M. Jean-François Verdier . - J'aime employer cette image parce qu'elle est parlante. Pour autant, elle est peut-être caricaturale car une partie des fondations est là : il n'y a pas eu de rupture du service public. Directeur des ressources humaines à Bercy, j'ai combattu les mesures absurdes préconisées par des auditeurs de 25 ans, qui n'avaient jamais travaillé de leur vie. Les mesures décidées pour les directions départementales interministérielles sont différentes, mais procèdent de la même logique volontariste.
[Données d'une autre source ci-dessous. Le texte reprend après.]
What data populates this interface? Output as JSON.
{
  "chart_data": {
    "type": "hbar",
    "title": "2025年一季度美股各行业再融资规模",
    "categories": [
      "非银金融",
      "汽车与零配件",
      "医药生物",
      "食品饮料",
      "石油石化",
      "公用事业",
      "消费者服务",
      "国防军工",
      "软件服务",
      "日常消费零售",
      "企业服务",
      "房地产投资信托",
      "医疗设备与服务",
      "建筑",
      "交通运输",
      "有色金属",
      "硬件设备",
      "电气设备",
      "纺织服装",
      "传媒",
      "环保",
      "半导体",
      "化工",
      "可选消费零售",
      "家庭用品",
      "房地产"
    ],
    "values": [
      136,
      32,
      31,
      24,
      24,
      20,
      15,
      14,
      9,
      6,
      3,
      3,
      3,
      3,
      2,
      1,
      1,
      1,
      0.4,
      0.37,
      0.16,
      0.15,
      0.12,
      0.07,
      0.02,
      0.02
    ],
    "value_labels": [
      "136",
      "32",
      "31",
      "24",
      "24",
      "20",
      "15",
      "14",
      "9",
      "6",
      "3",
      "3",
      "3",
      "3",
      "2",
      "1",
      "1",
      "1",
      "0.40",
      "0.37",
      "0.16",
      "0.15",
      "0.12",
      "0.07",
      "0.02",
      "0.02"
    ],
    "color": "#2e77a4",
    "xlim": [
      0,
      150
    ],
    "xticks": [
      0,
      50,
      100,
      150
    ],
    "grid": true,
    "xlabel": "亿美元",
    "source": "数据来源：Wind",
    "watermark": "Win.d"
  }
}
Au reste, la plupart des agents s'accordent sur l'objectif -la nécessaire réforme de l'État-, mais non sur les moyens, qu'ils critiquent, y compris aux plus hauts échelons -c'est une nouveauté de cette réforme. Le ministère de l'intérieur a été le seul à recourir à l'intérim, autorisé depuis 2009 ; les autres s'en sont tenus aux contractuels. Dans deux ans, on se félicitera d'avoir construit les fondations en un temps record. Regardez la rapidité de la fusion entre les Impôts et le Trésor public : elle concernait pas moins de 140 000 agents.

M. Gérard Bailly . - Deux tiers des bénéfices dégagés grâce à la RGPP reviendraient aux agents. Pouvez-vous confirmer ce chiffre ?

M. Jean-François Verdier . - Les retours catégoriels sont plutôt de 53 %, d'après la Cour des comptes. Je ne conteste pas le chiffre, mais son interprétation. Les ministères décident de l'utilisation de ces retours en toute liberté : certains revalorisent la rémunération des agents, d'autres prévoient des mesures incitatives à la mobilité pour que les agents quittent le Sud, où ils sont en surnombre, pour le Nord qui est chroniquement déficitaire. Bref, il s'agit surtout de fluidifier la réforme.

M. François Patriat , président . - Merci pour votre franchise ; nous avons apprécié que nous ne maniiez pas la langue de bois.